Within the United States people of all races are having the same conversation blacks have had in barber shops, beauty salons, on street corners and at kitchen tables for generations—our seemingly imbalanced relationship with the police. The arrest of Henry Louis Gates, Jr., reminds me of the night I spent in jail. While driving from work in downtown Oakland to my home in west Berkeley, a police car stopped me. My tags were expired but I had already paid the renewal fees. I simply awaited the stickers in the mail. I confidently handed the officer my driver’s license, proof of insurance and a receipt showing I had paid my registration. After dispatching my information, he approached my car to inform me there was a warrant for my arrest and he would send me to jail.  

Like Gates, I am an African-American male with an advanced degree who lives in a university town. I perceived my offense as insignificant in the context of working in crime-ridden Oakland. I hadn’t raped, robbed or murdered anyone; I had failed to pay a traffic ticket. My experience differed from Gates’ in that one of my arresting officers was black, black like me.  

Race is an illusory social construction within which many of us function as if it is real. The Gates incident reveals that underlying these constructions is the question of power—who has the power to define, to include or exclude, to establish the norm. Both Gates and Officer Crowley faced a challenge to their power. Gates is an upper-middle-class university professor who found himself, to his surprise, treated like an average black man (an outsider) in his own neighborhood and indeed in his own home. He lamented, “There are one million black men in jail in this country and last Thursday I was one of them…this is how poor black men across the country are treated everyday in the criminal justice system. It’s one thing to write about it, but altogether another to experience it.” Officer Crowley, who previously trained other officers to avoid racial profiling, found his authority publicly challenged. But power has no race, or color. We all benefit and suffer by the multifarious ways power manifests as racism, sexism, class and even one person’s ability to deny another physical freedom.  

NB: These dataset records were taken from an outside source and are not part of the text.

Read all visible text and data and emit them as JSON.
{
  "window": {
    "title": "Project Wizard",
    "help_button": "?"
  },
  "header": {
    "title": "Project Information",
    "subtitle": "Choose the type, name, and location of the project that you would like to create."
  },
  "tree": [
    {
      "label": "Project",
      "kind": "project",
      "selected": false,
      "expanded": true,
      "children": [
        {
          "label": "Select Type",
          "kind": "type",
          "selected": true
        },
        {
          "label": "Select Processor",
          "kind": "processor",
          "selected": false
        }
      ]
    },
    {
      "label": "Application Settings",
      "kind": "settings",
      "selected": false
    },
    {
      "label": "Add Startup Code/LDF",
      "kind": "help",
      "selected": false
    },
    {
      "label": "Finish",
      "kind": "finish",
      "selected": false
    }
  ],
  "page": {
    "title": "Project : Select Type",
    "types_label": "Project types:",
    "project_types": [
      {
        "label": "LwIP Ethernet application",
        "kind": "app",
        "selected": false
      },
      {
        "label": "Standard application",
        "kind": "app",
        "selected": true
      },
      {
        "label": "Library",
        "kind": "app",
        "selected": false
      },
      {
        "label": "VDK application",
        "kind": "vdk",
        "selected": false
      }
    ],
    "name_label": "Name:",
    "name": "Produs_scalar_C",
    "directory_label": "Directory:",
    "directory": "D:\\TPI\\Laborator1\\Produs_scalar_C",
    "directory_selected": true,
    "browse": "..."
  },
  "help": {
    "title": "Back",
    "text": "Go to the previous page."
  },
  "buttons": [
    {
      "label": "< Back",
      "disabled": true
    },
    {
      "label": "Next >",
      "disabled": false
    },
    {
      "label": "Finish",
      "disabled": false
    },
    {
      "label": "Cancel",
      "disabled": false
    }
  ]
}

As the white cop who transported me from the corner of Martin Luther King and San Pablo contested my arrest with his partner, I wondered how race, class, color and power influenced the African- American officer’s decision to send me to jail. I wore a designer suit, drove a new car, and am significantly lighter skinned than the arresting officer. “I should have paid the ticket,” I told the white officer, assuming responsibility for my actions and understanding that while the black officer exercised power in this specific interaction, I had possibly benefitted from power in other ways not accessible to him.  

I would not have been arrested if the white officer alone had cited me—not because he was white, but because he clearly lacked a need to exercise power over me. He immediately helped me from the back of the patrol car, removed my handcuffs, and allowed me to retrieve some items from my car unsupervised, commenting “you don’t look like you belong here.” His comment suggested that class perception was important. I believe that the African-American officer’s decision to arrest me was possibly influenced by my perceived class and that he was pleased to jail someone he perceived as different. His white counterpart admitted that class colored his perception, stating that I did not fit the profile of a criminal. To reduce the discussion of the Gates arrest to a discussion of race is to ignore that race is about power. We must also ask, would either Gates or I have been arrested if we were female?  

Current demographic trends across the country reflect increasing class differences among people of color. The way we negotiate power inevitably changes as our roles within society change. Interactions between blacks and whites will no longer so easily be reduced to overly simplified discussions of race and racism. My arrest, like that of Henry Louis Gates, Jr., is an example of how power manifests complexly as race and class. If Gates’ experience was simply a result of racism, then perhaps I am the first to experience black on black racism. Either possibility seems absurd.  

 

Berkeley resident Robert Quintana Hopkins writes about race, gender, sexuality and identity in his new book Glass Closet, published by AfroChicano Press.